In some cases, a lisp is due to a language difference, not a disorder. A speech therapist must approach these cases with great cultural sensitivity. Again, we want to ensure that speech goals are coming from the client, not the speech therapist.
Some people may feel self-conscious about their lisp. They may believe their speech is interfering with their confidence, career, relationships, and life goals. If you feel motivated and drawn to learn tools and strategies to correct your lisp, then speech therapy is for you!
How a certified speech therapist can help you correct your lisp
A speech-language pathologist, also known as a speech therapist, can help both children and adults with a lisp. Through a detailed speech evaluation, the speech therapist can determine which type of lisp a person has: lateral, interdental, dentalized, or palatal. The speech therapist will then create a specific, personalized program to help target placement of the tongue. A lisp can be corrected at any age!

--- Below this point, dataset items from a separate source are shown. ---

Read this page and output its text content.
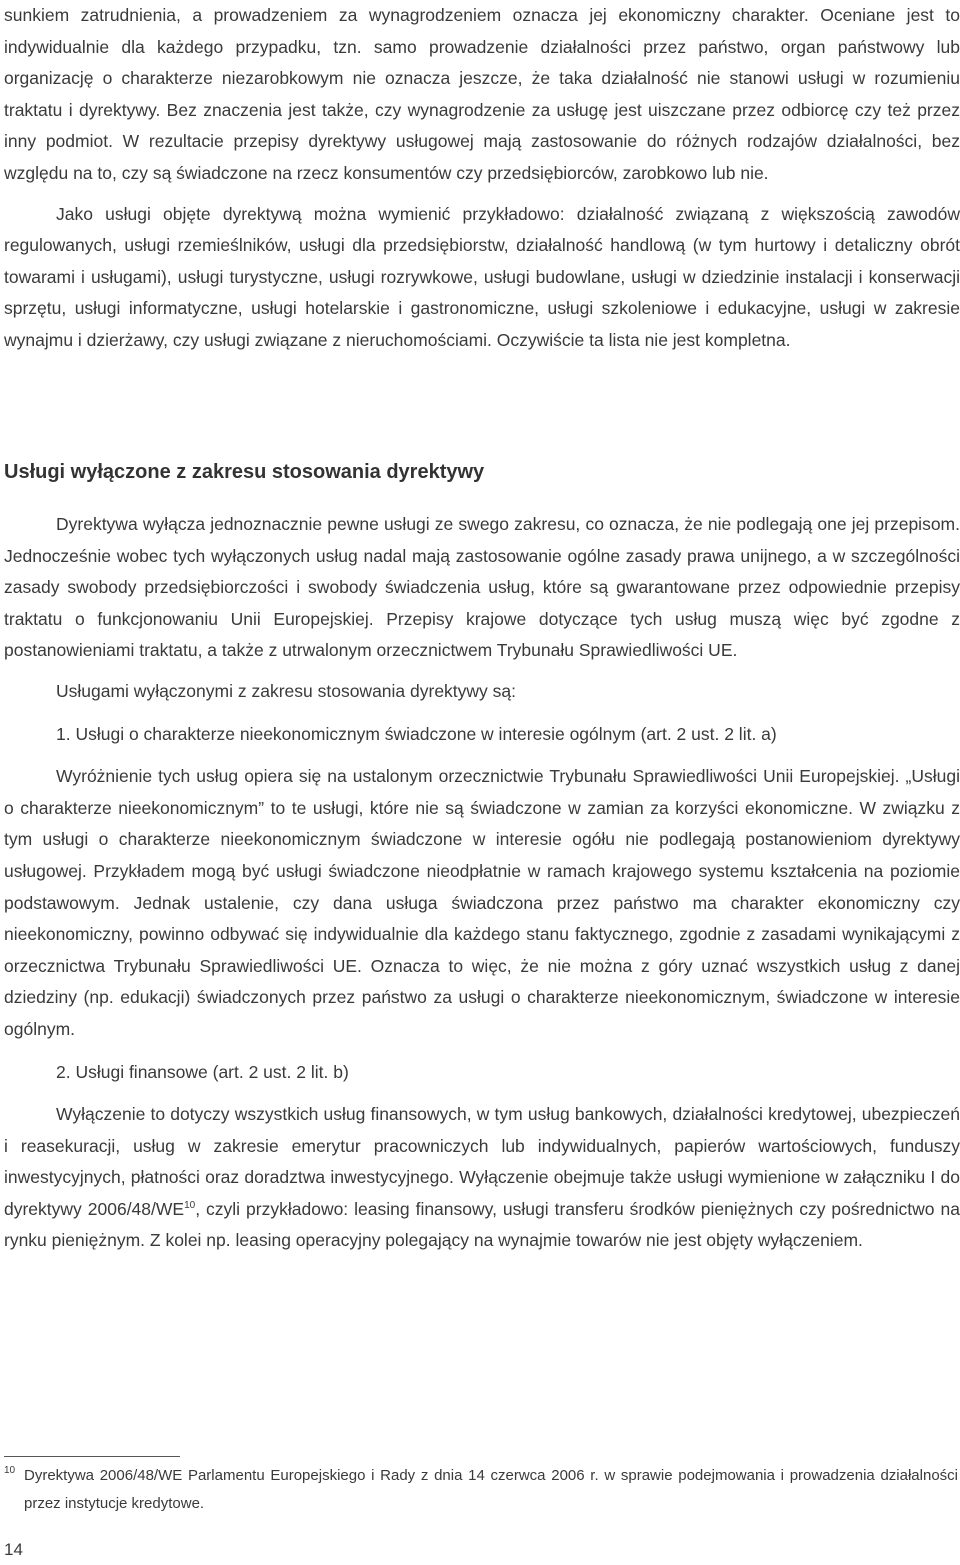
sunkiem zatrudnienia, a prowadzeniem za wynagrodzeniem oznacza jej ekonomiczny charakter. Oceniane jest to indywidualnie dla każdego przypadku, tzn. samo prowadzenie działalności przez państwo, organ państwowy lub organizację o charakterze niezarobkowym nie oznacza jeszcze, że taka działalność nie stanowi usługi w rozumieniu traktatu i dyrektywy. Bez znaczenia jest także, czy wynagrodzenie za usługę jest uiszczane przez odbiorcę czy też przez inny podmiot. W rezultacie przepisy dyrektywy usługowej mają zastosowanie do różnych rodzajów działalności, bez względu na to, czy są świadczone na rzecz konsumentów czy przedsiębiorców, zarobkowo lub nie.

Jako usługi objęte dyrektywą można wymienić przykładowo: działalność związaną z większością zawodów regulowanych, usługi rzemieślników, usługi dla przedsiębiorstw, działalność handlową (w tym hurtowy i detaliczny obrót towarami i usługami), usługi turystyczne, usługi rozrywkowe, usługi budowlane, usługi w dziedzinie instalacji i konserwacji sprzętu, usługi informatyczne, usługi hotelarskie i gastronomiczne, usługi szkoleniowe i edukacyjne, usługi w zakresie wynajmu i dzierżawy, czy usługi związane z nieruchomościami. Oczywiście ta lista nie jest kompletna.

Usługi wyłączone z zakresu stosowania dyrektywy

Dyrektywa wyłącza jednoznacznie pewne usługi ze swego zakresu, co oznacza, że nie podlegają one jej przepisom. Jednocześnie wobec tych wyłączonych usług nadal mają zastosowanie ogólne zasady prawa unijnego, a w szczególności zasady swobody przedsiębiorczości i swobody świadczenia usług, które są gwarantowane przez odpowiednie przepisy traktatu o funkcjonowaniu Unii Europejskiej. Przepisy krajowe dotyczące tych usług muszą więc być zgodne z postanowieniami traktatu, a także z utrwalonym orzecznictwem Trybunału Sprawiedliwości UE.

Usługami wyłączonymi z zakresu stosowania dyrektywy są:

1. Usługi o charakterze nieekonomicznym świadczone w interesie ogólnym (art. 2 ust. 2 lit. a)

Wyróżnienie tych usług opiera się na ustalonym orzecznictwie Trybunału Sprawiedliwości Unii Europejskiej. „Usługi o charakterze nieekonomicznym” to te usługi, które nie są świadczone w zamian za korzyści ekonomiczne. W związku z tym usługi o charakterze nieekonomicznym świadczone w interesie ogółu nie podlegają postanowieniom dyrektywy usługowej. Przykładem mogą być usługi świadczone nieodpłatnie w ramach krajowego systemu kształcenia na poziomie podstawowym. Jednak ustalenie, czy dana usługa świadczona przez państwo ma charakter ekonomiczny czy nieekonomiczny, powinno odbywać się indywidualnie dla każdego stanu faktycznego, zgodnie z zasadami wynikającymi z orzecznictwa Trybunału Sprawiedliwości UE. Oznacza to więc, że nie można z góry uznać wszystkich usług z danej dziedziny (np. edukacji) świadczonych przez państwo za usługi o charakterze nieekonomicznym, świadczone w interesie ogólnym.

2. Usługi finansowe (art. 2 ust. 2 lit. b)

Wyłączenie to dotyczy wszystkich usług finansowych, w tym usług bankowych, działalności kredytowej, ubezpieczeń i reasekuracji, usług w zakresie emerytur pracowniczych lub indywidualnych, papierów wartościowych, funduszy inwestycyjnych, płatności oraz doradztwa inwestycyjnego. Wyłączenie obejmuje także usługi wymienione w załączniku I do dyrektywy 2006/48/WE$^{10}$, czyli przykładowo: leasing finansowy, usługi transferu środków pieniężnych czy pośrednictwo na rynku pieniężnym. Z kolei np. leasing operacyjny polegający na wynajmie towarów nie jest objęty wyłączeniem.

10 Dyrektywa 2006/48/WE Parlamentu Europejskiego i Rady z dnia 14 czerwca 2006 r. w sprawie podejmowania i prowadzenia działalności przez instytucje kredytowe.
14
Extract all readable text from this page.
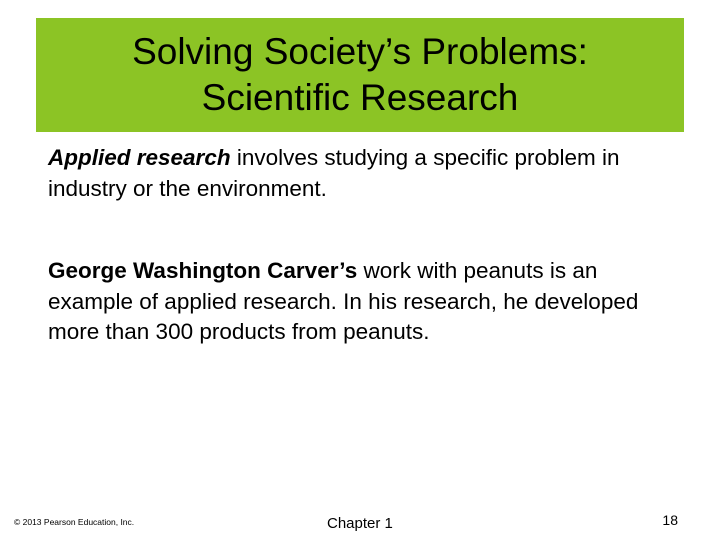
Solving Society’s Problems:
Scientific Research
Applied research involves studying a specific problem in industry or the environment.
George Washington Carver’s work with peanuts is an example of applied research. In his research, he developed more than 300 products from peanuts.
© 2013 Pearson Education, Inc.	Chapter 1	18
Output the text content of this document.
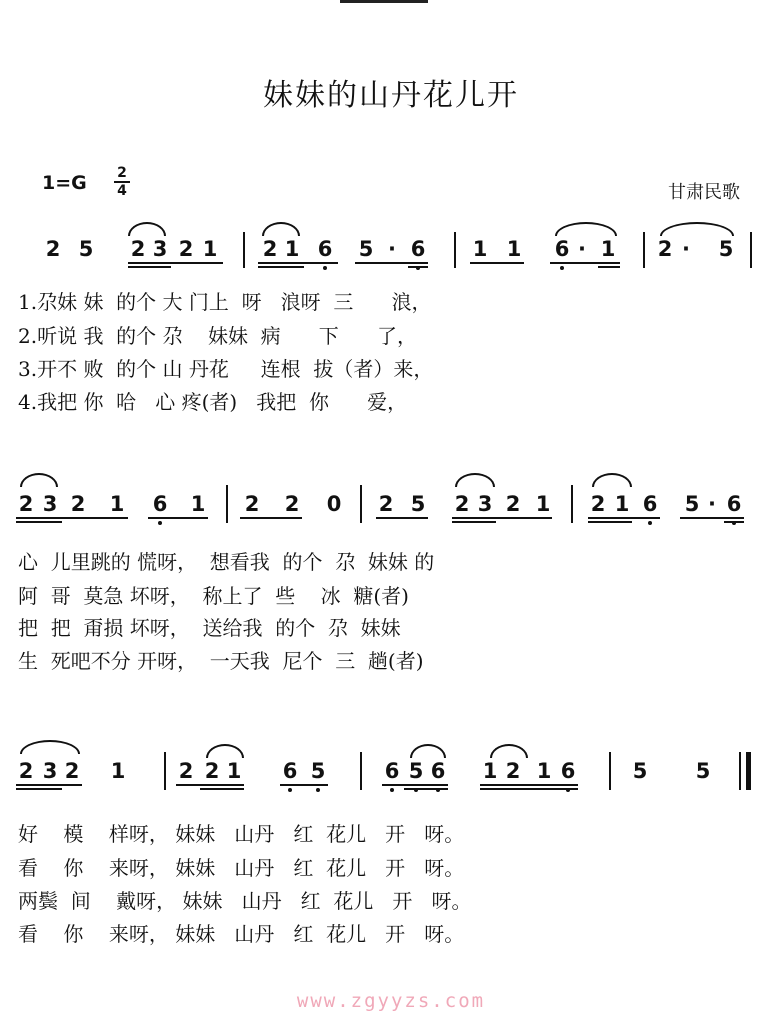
妹妹的山丹花儿开
1=G 2
4	甘肃民歌
2 5 2 3 2 1 2 1 6 5 · 6 1 1 6 · 1 2 · 5
1.尕妹 妹  的个 大 门上  呀   浪呀  三      浪，
2.听说 我  的个 尕    妹妹  病      下      了，
3.开不 败  的个 山 丹花     连根  拔（者）来，
4.我把 你  哈   心 疼(者)   我把  你      爱，
2 3 2 1 6 1 2 2 0 2 5 2 3 2 1 2 1 6 5 · 6
心  儿里跳的 慌呀，  想看我  的个  尕  妹妹 的
阿  哥  莫急 坏呀，  称上了  些    冰  糖(者)
把  把  甭损 坏呀，  送给我  的个  尕  妹妹
生  死吧不分 开呀，  一天我  尼个  三  趟(者)
2 3 2 1	2 2 1 6 5	6 5 6 1 2 1 6	5 5
好    模    样呀， 妹妹   山丹   红  花儿   开   呀。
看    你    来呀， 妹妹   山丹   红  花儿   开   呀。
两鬓  间    戴呀， 妹妹   山丹   红  花儿   开   呀。
看    你    来呀， 妹妹   山丹   红  花儿   开   呀。
www.zgyyzs.com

The goal of speech therapy for a lisp is to train the positioning of the tongue muscles to produce a clear /s/ and /z/ sound. Your speech therapist will teach you different techniques and strategies to position your tongue and show you how to practice throughout the week, outside of your speech therapy sessions. Treatment may also focus on other speech sounds or other goals, such as public speaking, accent modification, and/or voice therapy, depending on the person’s wants and needs.
The goal of speech therapy is to train the the tongue muscles to produce a clear /s/ and /z/ sound.
Adults with busy schedules often find that online speech therapy is a smart choice. You can work one-on-one with a speech therapist from the comfort of your home, on a day and time that’s convenient for you–without having to commute to appointments.
Speech therapy is a medical necessity for many people, but it can also be a form of self-care. If your lisp impacts your quality of life, your confidence, and your professional growth, you are worth the investment!